Have you ever stopped to think why there is saliva in our mouths, and what its function is?

Saliva is a liquid produced by the salivary glands. In saliva we can find several substances, such as air (which gives it that foamy aspect), water, ptyalin, nitrogen, sulfur, potassium, sodium, chlorine, calcium, magnesium, uric acid, citric acid and proteins.

These substances are not by chance present in our saliva. Each of them has a specific function. There are substances that act to protect our mouth against harmful agents such as bacteria and viruses. These substances do not let microorganisms grow in our mouth causing cavities and infections. Of course, these substances cannot fight all these microorganisms on their own. They need your help with a good brushing after every meal.


Saliva helps protect our mouth from microorganisms, but it is not a substitute for good brushing

Saliva, in addition to moistening and protecting the mouth against bacteria, lubricates food to facilitate chewing, tasting and swallowing. Because it contains an enzyme called

salivary amylase, saliva acts on digestion of some foods.

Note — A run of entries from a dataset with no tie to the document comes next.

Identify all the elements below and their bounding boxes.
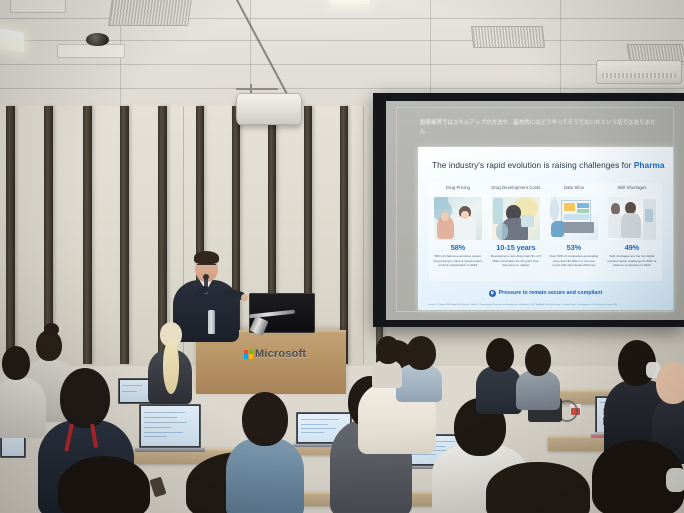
attendee-torso	[226, 438, 304, 513]
column-description: Developing a new drug costs $1–2.6 billi…	[491, 254, 541, 267]
attendee-head	[656, 362, 684, 404]
water-bottle-podium	[208, 310, 215, 334]
laptop-front-left	[139, 404, 201, 448]
column-description: 58% of pharma executives expect drug pri…	[433, 254, 483, 267]
microsoft-logo: Microsoft	[244, 348, 306, 360]
presenter-hair	[194, 251, 219, 264]
attendee-blue-shirt	[226, 392, 304, 513]
laptop-screen	[139, 404, 201, 448]
challenges-panel: Drug Pricing 58% 58% of pharma executive…	[429, 183, 661, 281]
column-stat: 53%	[547, 243, 602, 252]
presentation-slide: The industry's rapid evolution is raisin…	[418, 147, 673, 310]
attendee-hair-bun	[44, 323, 59, 336]
attendee-back-right-small	[372, 336, 402, 384]
column-header: Data Silos	[547, 185, 602, 190]
attendee-behind-cream	[396, 336, 442, 398]
column-header: Drug Development Costs	[489, 185, 544, 190]
shield-icon	[489, 290, 496, 297]
column-header: Drug Pricing	[431, 185, 486, 190]
column-stat: 10-15 years	[489, 243, 544, 252]
attendee-torso	[372, 360, 402, 388]
slide-title-accent: Pharma	[634, 160, 665, 170]
hvac-diffuser-right	[471, 26, 545, 48]
attendee-blonde-ponytail	[148, 322, 192, 402]
glasses-icon	[197, 264, 216, 266]
ceiling-mounted-speaker	[236, 93, 302, 125]
ceiling-light-panel-2	[330, 0, 370, 4]
hvac-diffuser	[108, 0, 192, 26]
attendee-head	[60, 368, 110, 428]
attendee-head	[525, 344, 551, 376]
attendee-head	[58, 456, 150, 513]
column-header: Skill Shortages	[605, 185, 660, 190]
attendee-mid-right-grey	[516, 344, 560, 406]
column-image-development-costs	[492, 197, 540, 240]
column-image-drug-pricing	[434, 197, 482, 240]
attendee-head	[486, 462, 590, 513]
attendee-head	[486, 338, 514, 372]
slide-title: The industry's rapid evolution is raisin…	[432, 160, 665, 170]
slide-citation: Sources: 1. Deloitte 2024 Global Life Sc…	[428, 304, 663, 307]
face-mask	[666, 468, 684, 492]
attendee-head	[2, 346, 30, 380]
microsoft-wordmark: Microsoft	[255, 348, 306, 360]
dome-security-camera	[86, 33, 109, 46]
microsoft-logo-squares	[244, 350, 253, 359]
ceiling-access-panel	[10, 0, 66, 13]
column-description: Skill shortages are the top digital tran…	[607, 254, 657, 267]
conference-room-photo: 製薬業界ではスキルアップの方法や、基本的にはどうやってそうでないかという話ではあ…	[0, 0, 684, 513]
projection-screen-surface: 製薬業界ではスキルアップの方法や、基本的にはどうやってそうでないかという話ではあ…	[386, 101, 684, 320]
attendee-ponytail	[163, 340, 179, 394]
attendee-head	[242, 392, 288, 446]
ceiling-rail	[234, 0, 287, 94]
attendee-front-right	[592, 440, 684, 513]
slide-title-text: The industry's rapid evolution is raisin…	[432, 160, 634, 170]
challenge-column-data-silos: Data Silos 53% Over 53% of companies gen…	[547, 183, 602, 281]
microphone-head	[203, 274, 209, 280]
laptop-display	[141, 406, 199, 446]
column-image-skill-shortages	[608, 197, 656, 240]
column-stat: 49%	[605, 243, 660, 252]
attendee-torso	[516, 370, 560, 410]
attendee-front-left-head	[58, 456, 150, 513]
presenter-hand	[241, 294, 248, 301]
attendee-head	[376, 336, 400, 364]
column-image-data-silos	[550, 197, 598, 240]
column-description: Over 53% of companies generating more th…	[549, 254, 599, 267]
column-stat: 58%	[431, 243, 486, 252]
ceiling-light-panel	[0, 27, 24, 52]
wall-air-conditioner	[596, 60, 682, 84]
slide-footer-note: Pressure to remain secure and compliant	[418, 290, 673, 297]
smartphone	[150, 477, 167, 498]
footer-note-text: Pressure to remain secure and compliant	[499, 290, 603, 296]
challenge-column-skill-shortages: Skill Shortages 49% Skill shortages are …	[605, 183, 660, 281]
attendee-front-right-2	[486, 462, 590, 513]
attendee-head	[406, 336, 436, 370]
speaker-mount-bracket	[236, 88, 278, 90]
live-caption-japanese: 製薬業界ではスキルアップの方法や、基本的にはどうやってそうでないかという話ではあ…	[420, 119, 656, 137]
challenge-column-development-costs: Drug Development Costs 10-15 years Devel…	[489, 183, 544, 281]
ceiling-access-panel-2	[57, 44, 125, 58]
challenge-column-drug-pricing: Drug Pricing 58% 58% of pharma executive…	[431, 183, 486, 281]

Saliva helps to digest some foods still in our mouth
Saliva helps to digest some foods still in our mouth

An adult can produce about 1 to 2 liters of saliva per day, and when we eat some food, the amount of saliva produced increases.

Sometimes, when we smell, taste, or remember some food, our mouth waters, but why? When we feel this, our nervous system stimulates the production of saliva by the salivary glands. He does this because he interprets this information as if we were going to eat something, so our mouths are full of water.


When we feel like eating something, our mouth waters

At night, when we sleep, our body does not produce saliva, as it does not receive any kind of stimulus, so we wake up with a dry mouth.

Saliva is important for our body, but it can also transmit some diseases, such as colds, flu, herpes, mumps, measles, scarlet fever, chickenpox and others.